Written by Expert Contributor Brendan Magee

Owner and Founder of Inevitable Wealth Coaching

These days, you can’t have a conversation about investing that somehow doesn’t involve cryptocurrency (Bitcoin, Firo, Ripple, etc.). When an investment sees a 1,000% rise in value, as it did with Bitcoin in 2017, people take notice. So let’s take a deeper dive into what cryptocurrency (crypto) really is.

Crypto is a digital currency of which there are some 1,500 varieties. People can purchase crypto in a variety of ways, like through a crypto ATM. As you purchase crypto, it gets stored in your digital wallet. Where accepted, crypto can be used to make online payments for goods and services. Pizza has been ordered with crypto, and one professional athlete wanted to be paid in crypto rather than dollars. What’s unique is the purchases don’t go through a third party like a bank. It’s a strictly person-to-person exchange.
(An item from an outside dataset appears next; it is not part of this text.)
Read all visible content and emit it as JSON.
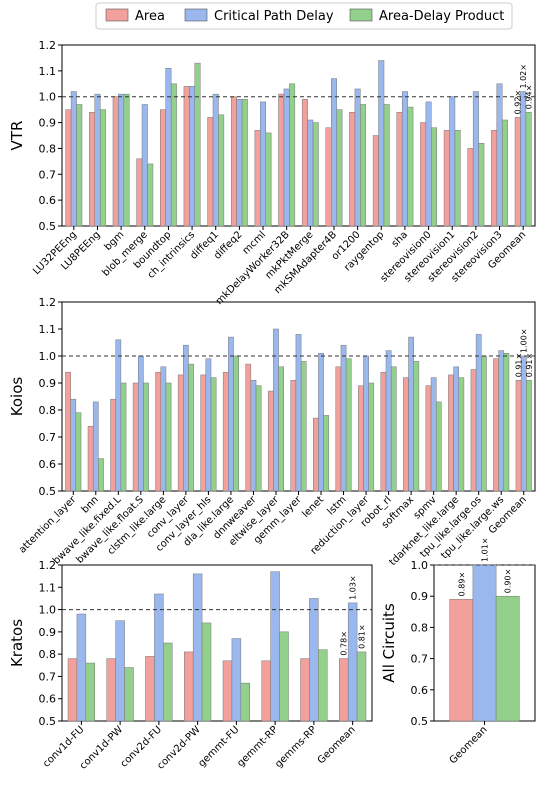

This kind of invented currency is nothing new. Think of airline miles as a form of currency that can be used to buy airline tickets. The airline is contractually obligated to honor the currency. However, with crypto, no bank backs the currency. Each individual makes the determination as to whether or not they will accept the currency.

People also look at crypto as an investment. Why? In 2010, one Bitcoin had a value of just one cent. By December 2017, that same Bitcoin was valued at $20,000, which by August 2018 had dropped to $6,000. That kind of volatility gets attention and attracts money.

So, why is crypto so volatile?

1. It’s not backed by a government or central bank. In America, our currency is backed by the U.S. Government. Crypto isn’t.

2. The trading of crypto is not regulated by the U.S. Securities & Exchange Commission (SEC).

3. Crypto is exposed to cybercrime and fraud. (In December 2016, a Slovenian cryptocurrency exchange was hacked, for a loss of $64 million.)

4. If hacked, you can be locked out of your account, and there really isn’t any institution to turn to for protection or help.

There also isn’t any diversification with crypto. If your crypto investment takes a 70% dive, there isn’t anything to offset that kind of loss. Investing in crypto is pure speculation. The investors’ ability to turn a profit depends solely on supply and demand for that particular crypto. Remember, there are about 1,500 variations of crypto today, with more to come. How confident are you in your ability to predict which crypto people will be willing to pay top dollar for?

Another name for speculation and prediction is gambling, and as far as investing is concerned,all forms of gambling are destructive. As of right now, there are just too many red flags to feel good about investing your hard-earned money in cryptocurrency.